If WIMPs are the explanation for dark matter should it clump together to form dark matter "planets"?
No. What would bind the WIMPS? They have no chemistry.
Forgive my ignorance but wouldn't gravity do it?
In principle you could have a gravitationally bound object composed only of WIMPs. However, to see why in practice this is very unlikely to happen one should first look at how normal bound objects form. In general, the process goes like this: A bunch of matter slowly starts falling in on itself under mutual gravitational attraction. As the matter collapses it becomes more dense and heats up, losing energy to thermal radiation. This loss of energy slows down the collapse until, eventually, there exists a small bound object.
For WIMPs, the entire part about heating up and losing energy is absent. So the cloud would just collapse, but pass right through itself (classically oscillating like that forever).
Furthermore, normal bound objects stick together, and these start to accrete even more matter. WIMPs aren't sticky, so this doesn't happen.

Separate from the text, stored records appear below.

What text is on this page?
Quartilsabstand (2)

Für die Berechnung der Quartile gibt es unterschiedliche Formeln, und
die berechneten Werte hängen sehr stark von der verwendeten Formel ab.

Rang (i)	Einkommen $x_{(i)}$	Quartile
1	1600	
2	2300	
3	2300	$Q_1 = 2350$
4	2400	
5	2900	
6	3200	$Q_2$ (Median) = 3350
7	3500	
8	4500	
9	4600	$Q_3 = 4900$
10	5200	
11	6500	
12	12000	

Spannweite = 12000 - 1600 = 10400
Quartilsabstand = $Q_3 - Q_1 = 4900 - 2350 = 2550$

This Physics Forums thread from the “Cosmology” section in October, 2011 seems to answer the OP’s question:
Interesting to note that in the above thread, in post number five, the following paper is referenced:
Near the end of this paper it is claimed that during galaxy formation the dark matter halo is “virialized” in an isothermal sphere. This is not really “clumped” as the OP asked about, but it is a kind of an over-density structure held together cohesively by self-gravity.
For a recent review paper see: “The missing matter problem: from the dark matter search to alternative hypotheses”

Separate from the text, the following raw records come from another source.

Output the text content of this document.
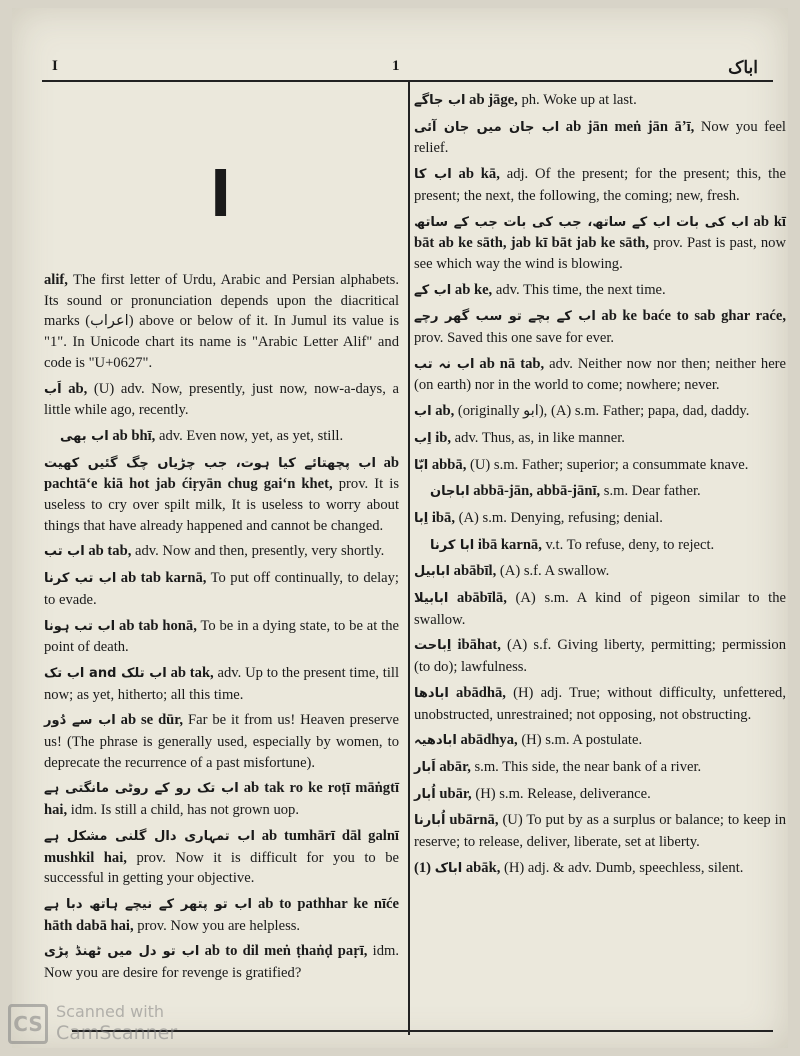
I	1	اباک
ا
alif, The first letter of Urdu, Arabic and Persian alphabets. Its sound or pronunciation depends upon the diacritical marks (اعراب) above or below of it. In Jumul its value is "1". In Unicode chart its name is "Arabic Letter Alif" and code is "U+0627".
اَب ab, (U) adv. Now, presently, just now, now-a-days, a little while ago, recently.
اب بھی ab bhī, adv. Even now, yet, as yet, still.
اب پچھتائے کیا ہوت، جب چڑیاں چگ گئیں کھیت ab pachtāʻe kiā hot jab ćiṛyān chug gaiʻn khet, prov. It is useless to cry over spilt milk, It is useless to worry about things that have already happened and cannot be changed.
اب تب ab tab, adv. Now and then, presently, very shortly.
اب تب کرنا ab tab karnā, To put off continually, to delay; to evade.
اب تب ہونا ab tab honā, To be in a dying state, to be at the point of death.
اب تک and اب تلک ab tak, adv. Up to the present time, till now; as yet, hitherto; all this time.
اب سے دُور ab se dūr, Far be it from us! Heaven preserve us! (The phrase is generally used, especially by women, to deprecate the recurrence of a past misfortune).
اب تک رو کے روٹی مانگتی ہے ab tak ro ke roṭī māṅgtī hai, idm. Is still a child, has not grown uop.
اب تمہاری دال گلنی مشکل ہے ab tumhārī dāl galnī mushkil hai, prov. Now it is difficult for you to be successful in getting your objective.
اب تو پتھر کے نیچے ہاتھ دبا ہے ab to pathhar ke nīće hāth dabā hai, prov. Now you are helpless.
اب تو دل میں ٹھنڈ پڑی ab to dil meṅ ṭhaṅḍ paṛī, idm. Now you are desire for revenge is gratified?
اب جاگے ab jāge, ph. Woke up at last.
اب جان میں جان آئی ab jān meṅ jān āʼī, Now you feel relief.
اب کا ab kā, adj. Of the present; for the present; this, the present; the next, the following, the coming; new, fresh.
اب کی بات اب کے ساتھ، جب کی بات جب کے ساتھ ab kī bāt ab ke sāth, jab kī bāt jab ke sāth, prov. Past is past, now see which way the wind is blowing.
اب کے ab ke, adv. This time, the next time.
اب کے بچے تو سب گھر رچے ab ke baće to sab ghar raće, prov. Saved this one save for ever.
اب نہ تب ab nā tab, adv. Neither now nor then; neither here (on earth) nor in the world to come; nowhere; never.
اب ab, (originally ابو), (A) s.m. Father; papa, dad, daddy.
اِب ib, adv. Thus, as, in like manner.
ابّا abbā, (U) s.m. Father; superior; a consummate knave.
اباجان abbā-jān, abbā-jānī, s.m. Dear father.
اِبا ibā, (A) s.m. Denying, refusing; denial.
ابا کرنا ibā karnā, v.t. To refuse, deny, to reject.
ابابیل abābīl, (A) s.f. A swallow.
ابابیلا abābīlā, (A) s.m. A kind of pigeon similar to the swallow.
اِباحت ibāhat, (A) s.f. Giving liberty, permitting; permission (to do); lawfulness.
ابادھا abādhā, (H) adj. True; without difficulty, unfettered, unobstructed, unrestrained; not opposing, not obstructing.
ابادھیہ abādhya, (H) s.m. A postulate.
اَبار abār, s.m. This side, the near bank of a river.
اُبار ubār, (H) s.m. Release, deliverance.
اُبارنا ubārnā, (U) To put by as a surplus or balance; to keep in reserve; to release, deliver, liberate, set at liberty.
اباک (1) abāk, (H) adj. & adv. Dumb, speechless, silent.
CS
Scanned with
CamScanner
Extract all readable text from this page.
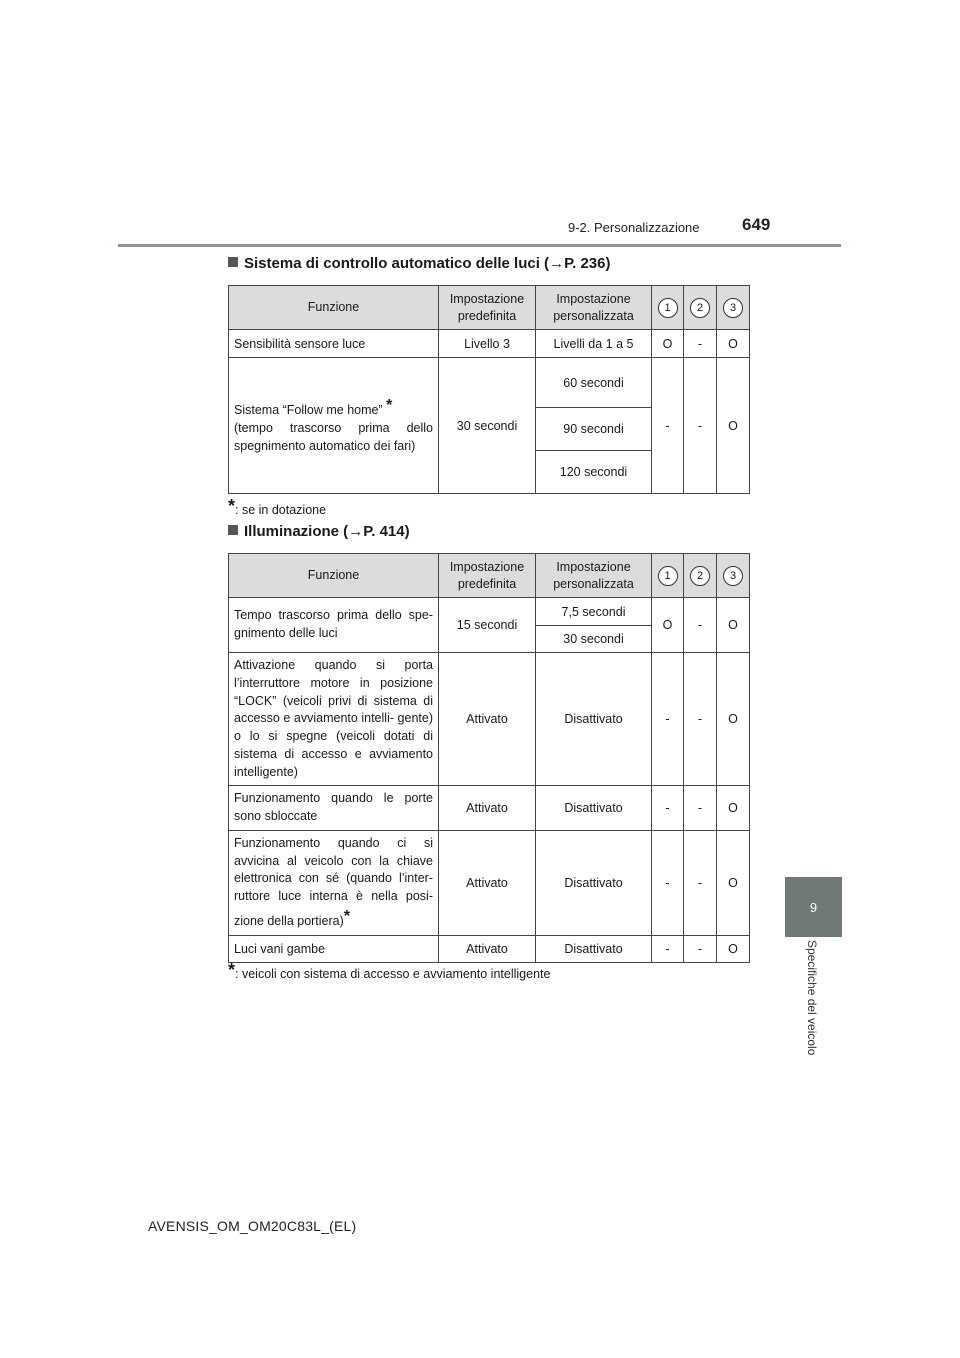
9-2. Personalizzazione 649
9
Specifiche del veicolo
Sistema di controllo automatico delle luci (→P. 236)
Funzione	Impostazione predefinita	Impostazione personalizzata	1	2	3
Sensibilità sensore luce	Livello 3	Livelli da 1 a 5	O	-	O
Sistema “Follow me home” *
(tempo trascorso prima dello spegnimento automatico dei fari)	30 secondi	60 secondi	-	-	O
		90 secondi			
		120 secondi			
*: se in dotazione
Illuminazione (→P. 414)
Funzione	Impostazione predefinita	Impostazione personalizzata	1	2	3
Tempo trascorso prima dello spe- gnimento delle luci	15 secondi	7,5 secondi	O	-	O
		30 secondi			
Attivazione quando si porta l’interruttore motore in posizione “LOCK” (veicoli privi di sistema di accesso e avviamento intelli- gente) o lo si spegne (veicoli dotati di sistema di accesso e avviamento intelligente)	Attivato	Disattivato	-	-	O
Funzionamento quando le porte sono sbloccate	Attivato	Disattivato	-	-	O
Funzionamento quando ci si avvicina al veicolo con la chiave elettronica con sé (quando l’inter- ruttore luce interna è nella posi- zione della portiera)*	Attivato	Disattivato	-	-	O
Luci vani gambe	Attivato	Disattivato	-	-	O
*: veicoli con sistema di accesso e avviamento intelligente
AVENSIS_OM_OM20C83L_(EL)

Thanks for all the replies. Interesting.
What I've gathered from this thread is that WIMPS only interact gravitationally with themselves, matter and antimatter?
Well that is very convenient as this theory cannot be falsified.
If our gravitation laws do not match with experiment and we simply introduce 'invisible pink WIMPS' that have no other observables than adjusting for the experimental discrepancy with theory I'd say we do not have a valid theory.
Ah, we have a MOND believer among us!
If you find dark matter to be objectionable, your options are limited - like MACHOS, black holes, or invoke new physics such as MOND, mirror matter, or exotic matter. The only problem is they replace the perceived pink fairies of DM with pink elephants.
Not really, we can always state that we do not currently have a scientific explanation for it. There is no shame in that.
What constitutes a "valid" theory? Was newtons law of universal gravitation valid? Obviously we probably have a long ways to go in understand what dark matter is, but is our current theory valid? Since it matches observations to some degree I'd argue that it is.
And I'm not sure why you're saying that the theory cannot be falsified. We may not have the capability of detecting WIMPS at the moment, but the theory can be falsified in principle.
That's not how science works. We can't fully explain anything, as that would take us into a possible infinite series of 'why' questions. What we can do is form theories in an attempt to understand how our universe works, and using these theories come up with models and methods to check them. Every theory goes through a point in time where you just don't have the data to say yay or nay on it.
By your train of thought we should just say we have no idea how anything works because we don't fully understand it.
Not at all, we can present theories that in principle can be falsified and have predictive values.
However making numbers fit by introducing entities whose only observables are used to make the numbers fit is no theory at all in my opinion, we simply could not falsify it because there are no other observables than making the numbers fit.
I think we just have to agree to disagree, personally I find the postulation of further undetectable matter only on the ground that it will match the numbers a low in the history of science.
For starters, WMAP and Planck strongly constrain the amount of baryonic matter in the universe to only a fraction of the total matter content of the universe. The bullet cluster appears to be a strong candidate for observational evidence of dark matter. The DAMA/Libra experiment has already claimed direct detection of DM. The Alpha Magnetic Spectrometer [AMS-2] is regarded as likely to confirm this result - and number of other direct detection experiments are also under way. It currently appears much more a question of when, not, if DM will be confirmed. Suggesting that DM is little more than numerolgy is, at best, uninformed.
Sort of. Matter interacts gravitationally with space itself, then WIMPS matter and antimatter go along for the ride. It least that is the way that I see it.
Clumps of dark matter can be observed via bending of light. So things have progressed beyond the purely numerical stage.
Dark Matter was invoked to explain a large number of observations. But as yet, no dark matter particle signatures (evidence) has been detected or observed. Using the simplest or most economic argument without the introduction of exotic ingredients, Einstein’s General Relativity at large scales may need to be revised and extended to account for all the observed dynamics. The very existence of Dark Matter remains an open question until empirical evidence from observations becomes available.
That's no different then the "dark matter" that you are objecting to.
Observations were made that seemed to indicate the presence of something that we couldn't see. No body knows what it is, but it's awkward to call it "an unexplained source of apparent space-time curvature" so we call it dark matter instead. We may discover at some point that it's not matter at all, but some other effect. Until we know what it is, we need something to call it. "Dark matter" is as good a name as any for an unexplained phenomena.